LymeNet Newsletter Volume 2 Issue 09

Volume: 2
Issue: 09
Date: 10-Jun-94

Table of Contents:

I. LYMENET: 1994 LDF Conference Notes by Lloyd Miller, DVM II. Q&A: Raised Rash? (Q) III. Q&A: Raised Rash? (A) IV. Q&A: Lyme Transmittal Time (Q) V. Q&A: Lyme Transmittal Time (A) VI. How to Subscribe, Contribute, and Get Back Issues

Newsletter:

*********************************************************************** * The National Lyme Disease Network * * LymeNet Newsletter * ***********************************************************************

IDX# Volume 2 - Number 09 - 6/10/94 IDX# INDEX IDX# IDX# I. LYMENET: 1994 LDF Conference Notes by Lloyd Miller, DVM IDX# II. Q&A: Raised Rash? (Q) IDX# III. Q&A: Raised Rash? (A) IDX# IV. Q&A: Lyme Transmittal Time (Q) IDX# V. Q&A: Lyme Transmittal Time (A) IDX# VI. How to Subscribe, Contribute, and Get Back Issues IDX#

QUOTE OF THE WEEK:

"Lyme disease is a clinical diagnosis... until you make it."

-- Edwin Masters, M.D.

I. LYMENET: 1994 LDF Conference Notes by Lloyd Miller, DVM ------------------------------------------------------------- Sender: Lloyd E. Miller, DVM <[email protected]>

Notes from the Lyme Disease State of the Art Conference held in Stamford, CT on April 22-23, 1994.

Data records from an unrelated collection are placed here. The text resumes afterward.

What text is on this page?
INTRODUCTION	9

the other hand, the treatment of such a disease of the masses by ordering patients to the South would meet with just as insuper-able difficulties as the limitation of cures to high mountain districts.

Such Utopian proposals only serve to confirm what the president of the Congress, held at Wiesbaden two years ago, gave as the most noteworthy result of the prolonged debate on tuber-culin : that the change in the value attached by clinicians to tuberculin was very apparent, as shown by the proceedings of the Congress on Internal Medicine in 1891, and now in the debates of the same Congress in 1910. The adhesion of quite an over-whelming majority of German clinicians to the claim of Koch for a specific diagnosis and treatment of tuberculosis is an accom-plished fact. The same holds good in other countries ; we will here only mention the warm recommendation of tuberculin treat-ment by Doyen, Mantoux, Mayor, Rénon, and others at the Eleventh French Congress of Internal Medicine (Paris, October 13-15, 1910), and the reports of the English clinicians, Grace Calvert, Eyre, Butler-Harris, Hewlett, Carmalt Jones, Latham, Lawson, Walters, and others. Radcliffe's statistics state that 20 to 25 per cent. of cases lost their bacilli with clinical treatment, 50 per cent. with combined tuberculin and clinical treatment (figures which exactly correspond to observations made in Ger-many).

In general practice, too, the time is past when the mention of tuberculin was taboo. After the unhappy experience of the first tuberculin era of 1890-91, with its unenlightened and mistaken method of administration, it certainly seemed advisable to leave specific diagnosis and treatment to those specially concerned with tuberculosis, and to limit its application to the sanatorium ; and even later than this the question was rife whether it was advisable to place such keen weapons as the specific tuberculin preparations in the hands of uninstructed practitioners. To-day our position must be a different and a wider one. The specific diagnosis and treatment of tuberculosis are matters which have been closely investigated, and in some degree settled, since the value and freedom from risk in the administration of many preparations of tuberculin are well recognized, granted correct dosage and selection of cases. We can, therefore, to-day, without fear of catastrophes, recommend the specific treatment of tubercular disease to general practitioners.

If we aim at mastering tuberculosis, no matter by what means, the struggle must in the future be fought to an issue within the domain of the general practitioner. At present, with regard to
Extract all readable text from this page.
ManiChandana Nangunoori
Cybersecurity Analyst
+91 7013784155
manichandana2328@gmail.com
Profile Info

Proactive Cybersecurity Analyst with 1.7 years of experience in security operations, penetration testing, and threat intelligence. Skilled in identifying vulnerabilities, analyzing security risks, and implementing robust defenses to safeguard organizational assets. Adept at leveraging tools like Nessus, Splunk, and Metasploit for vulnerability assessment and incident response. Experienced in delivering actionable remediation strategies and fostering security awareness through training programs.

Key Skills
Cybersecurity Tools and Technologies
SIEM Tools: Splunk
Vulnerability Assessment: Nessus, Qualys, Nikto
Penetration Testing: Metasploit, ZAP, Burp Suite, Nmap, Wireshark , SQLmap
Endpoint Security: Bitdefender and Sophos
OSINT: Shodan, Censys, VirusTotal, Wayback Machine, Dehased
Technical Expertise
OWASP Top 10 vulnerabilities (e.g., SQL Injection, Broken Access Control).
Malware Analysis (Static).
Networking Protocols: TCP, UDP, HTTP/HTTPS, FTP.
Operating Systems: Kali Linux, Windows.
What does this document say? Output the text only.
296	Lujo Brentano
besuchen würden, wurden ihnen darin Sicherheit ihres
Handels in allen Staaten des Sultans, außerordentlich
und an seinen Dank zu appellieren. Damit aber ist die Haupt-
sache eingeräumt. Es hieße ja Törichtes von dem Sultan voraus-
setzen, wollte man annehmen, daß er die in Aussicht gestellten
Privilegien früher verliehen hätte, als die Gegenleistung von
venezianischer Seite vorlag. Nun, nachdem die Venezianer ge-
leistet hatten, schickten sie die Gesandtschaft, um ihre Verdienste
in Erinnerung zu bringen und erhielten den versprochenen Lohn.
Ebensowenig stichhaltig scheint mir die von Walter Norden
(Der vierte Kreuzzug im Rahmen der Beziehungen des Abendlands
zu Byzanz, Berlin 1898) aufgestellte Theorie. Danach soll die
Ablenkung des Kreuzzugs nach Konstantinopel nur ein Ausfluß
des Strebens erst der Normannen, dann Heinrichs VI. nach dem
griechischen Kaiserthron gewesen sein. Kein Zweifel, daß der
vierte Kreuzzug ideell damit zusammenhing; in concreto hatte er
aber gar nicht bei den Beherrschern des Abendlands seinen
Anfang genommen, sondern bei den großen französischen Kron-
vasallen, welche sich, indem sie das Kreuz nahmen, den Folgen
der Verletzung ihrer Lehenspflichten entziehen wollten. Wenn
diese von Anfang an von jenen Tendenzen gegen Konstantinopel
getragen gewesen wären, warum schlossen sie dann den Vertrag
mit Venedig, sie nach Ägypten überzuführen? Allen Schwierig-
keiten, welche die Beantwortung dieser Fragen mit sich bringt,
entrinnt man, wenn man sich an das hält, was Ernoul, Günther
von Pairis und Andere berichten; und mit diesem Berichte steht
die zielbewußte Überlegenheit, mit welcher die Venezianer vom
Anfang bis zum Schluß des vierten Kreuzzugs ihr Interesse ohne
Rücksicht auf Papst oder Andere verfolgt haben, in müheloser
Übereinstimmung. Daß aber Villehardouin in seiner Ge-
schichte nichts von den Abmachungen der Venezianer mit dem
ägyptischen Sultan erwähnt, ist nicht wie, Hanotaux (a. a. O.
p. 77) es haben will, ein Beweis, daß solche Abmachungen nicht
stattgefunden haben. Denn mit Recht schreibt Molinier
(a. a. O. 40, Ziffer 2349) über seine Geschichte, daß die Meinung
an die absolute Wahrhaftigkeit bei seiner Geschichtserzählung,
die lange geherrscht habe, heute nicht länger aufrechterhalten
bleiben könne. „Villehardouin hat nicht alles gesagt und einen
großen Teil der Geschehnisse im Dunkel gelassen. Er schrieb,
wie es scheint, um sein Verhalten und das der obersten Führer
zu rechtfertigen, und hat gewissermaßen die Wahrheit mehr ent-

Every effort has been made to present accurate information. Corrections and/or additions will be gladly accepted.

The primary focus of the conference was the neurologic manifestations of Lyme disease. It is apparent that neurologic manifestations are far more common than was thought several years ago. The discussions and presentations primarily dealt with the diagnosis, pathogenesis, symptoms, and Rx of neurologic LD.

The following conventions are used throughout the notes: Bb = Borrelia burgdorferi ; LD = Lyme disease; CNS = central nervous system; CSF = cerebrospinal fluid ; PCR = polymerase chain reaction; Rx = treatment; * = brand name drug.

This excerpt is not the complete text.